O Concílio de Orange foi um florescimento da controvérsia entre Agostinho e Pelágio. Esta controvérsia tem a ver com o grau com o qual o ser humano é responsável para com sua própria salvação, e o papel da graça de Deus em trazer tal salvação. Os Pelagianos sustentam que os seres humanos nascem num estado de inocência, isto é, não há uma tal coisa como uma natureza pecaminosa ou pecado original. Como resultado desta visão, eles sustentavam que um estado de perfeição impecável era alcançável nesta vida. O Concílio de Orange tratou com a doutrina Semi-Pelagiana de que a raça humana, embora caída e possuidora de uma natureza pecaminosa, ainda é suficientemente “boa” para ser capaz de responder à graça de Deus através de um ato da vontade humana não redimida. À medida que ler os Cânones do Concílio de Orange, você será capaz de ver de onde João Calvino derivou suas visões da depravação total da raça humana.

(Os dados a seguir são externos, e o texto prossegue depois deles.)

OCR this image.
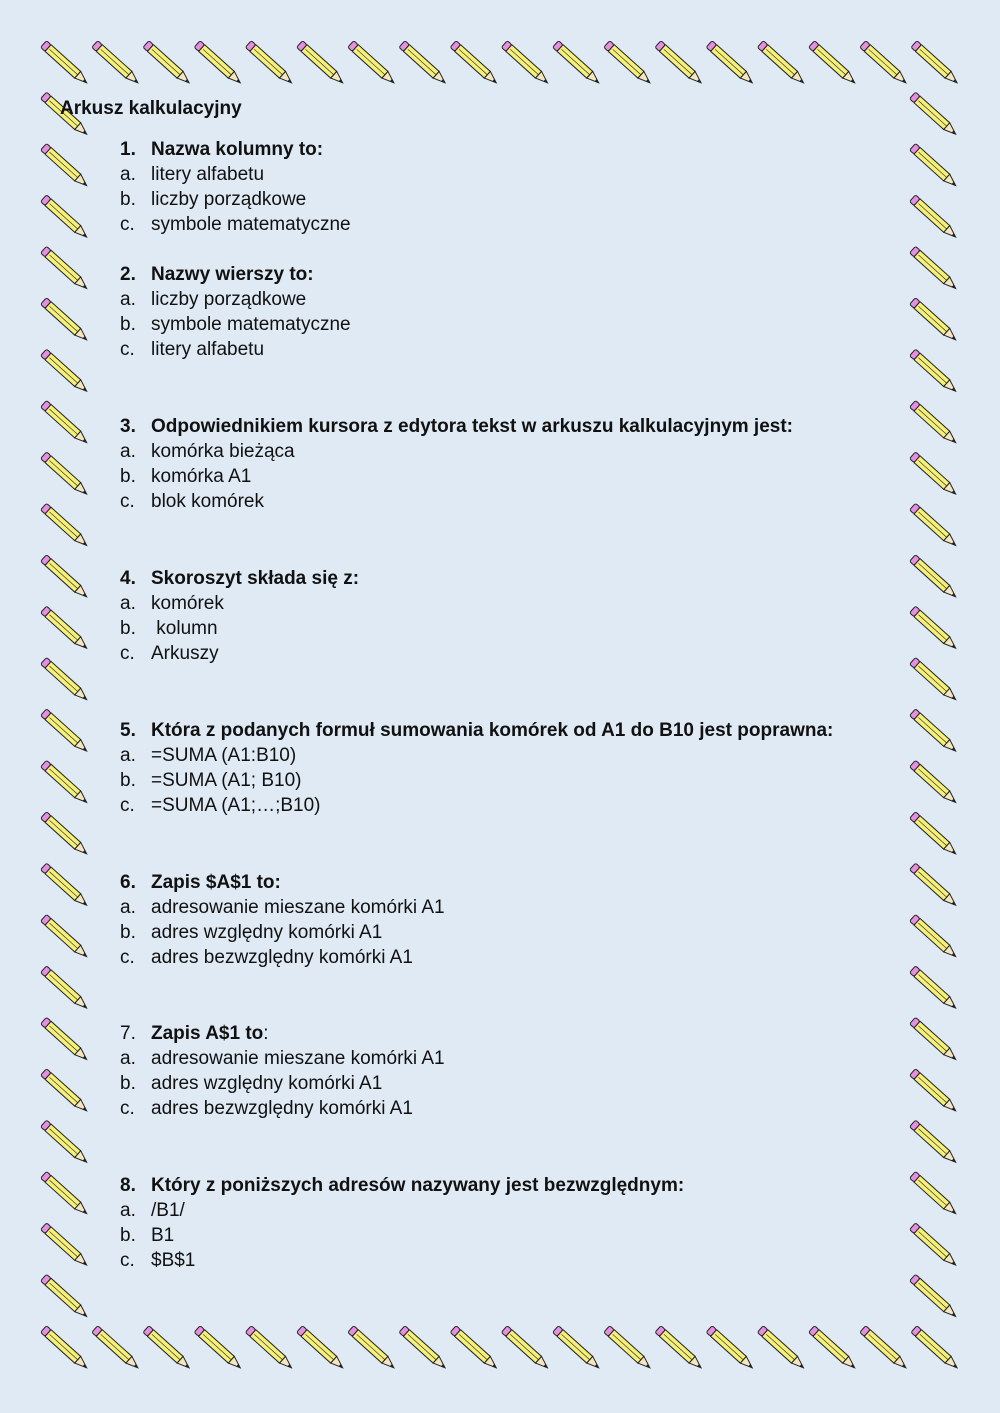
Arkusz kalkulacyjny
1. Nazwa kolumny to:
a. litery alfabetu
b. liczby porządkowe
c. symbole matematyczne
2. Nazwy wierszy to:
a. liczby porządkowe
b. symbole matematyczne
c. litery alfabetu
3. Odpowiednikiem kursora z edytora tekst w arkuszu kalkulacyjnym jest:
a. komórka bieżąca
b. komórka A1
c. blok komórek
4. Skoroszyt składa się z:
a. komórek
b. kolumn
c. Arkuszy
5. Która z podanych formuł sumowania komórek od A1 do B10 jest poprawna:
a. =SUMA (A1:B10)
b. =SUMA (A1; B10)
c. =SUMA (A1;…;B10)
6. Zapis $A$1 to:
a. adresowanie mieszane komórki A1
b. adres względny komórki A1
c. adres bezwzględny komórki A1
7. Zapis A$1 to:
a. adresowanie mieszane komórki A1
b. adres względny komórki A1
c. adres bezwzględny komórki A1
8. Który z poniższych adresów nazywany jest bezwzględnym:
a. /B1/
b. B1
c. $B$1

Roger Olson, em a História da Teologia Cristã, publicada no Brasil pela Editora Vida, escreve o seguinte sobre Orange: “A controvérsia semipelagiana finalmente terminou em 529, quando houve uma reunião de bispos ocidentais, conhecida como Sínodo de Orange. Às vezes, é chamada de Concílio de Orange, mas não consta dos concílios ecumênicos da igreja, nem pelo Oriente, nem pelo Ocidente. Em Orange, os bispos católicos condenaram os principais aspectos do semipelagianismo, endossaram o conceito que Agostinho tinha da necessidade e total suficiência da graça e condenaram a crença na predestinação divina para o mal ou para a perdição. Como Agostinho nunca chegou a afirmar especificamente que Deus predestina alguém ao pecado ou ao inferno, seus próprios ensinos passaram pelo Sínodo de Orange sem serem em nada criticados, mas também sem serem plenamente confirmados. O sínodo não defendeu a predestinação de nenhuma forma. Entretanto, exigiu a crença que qualquer ato de bondade ou retidão dos seres humanos é resultado da graça de Deus que opera neles. A teologia católica ortodoxa, a partir de então, incluiria as idéias de que a graça de Deus é a única origem e causa de todos os atos de retidão humana e que os homens não são capazes de realizar obras merecedoras da salvação sem a graça auxiliadora. Todavia, como o Sínodo de Orange deixou em aberto a questão da livre cooperação humana com a graça, a Igreja Católica passou a incluir e enfatizar um sistema de obras meritórias que são necessárias como credenciais de graça e isso se reverteu a favor de um tipo de sinergismo no qual o livre-arbítrio precisa cooperar com a graça para que a salvação chegue à consumação perfeita”.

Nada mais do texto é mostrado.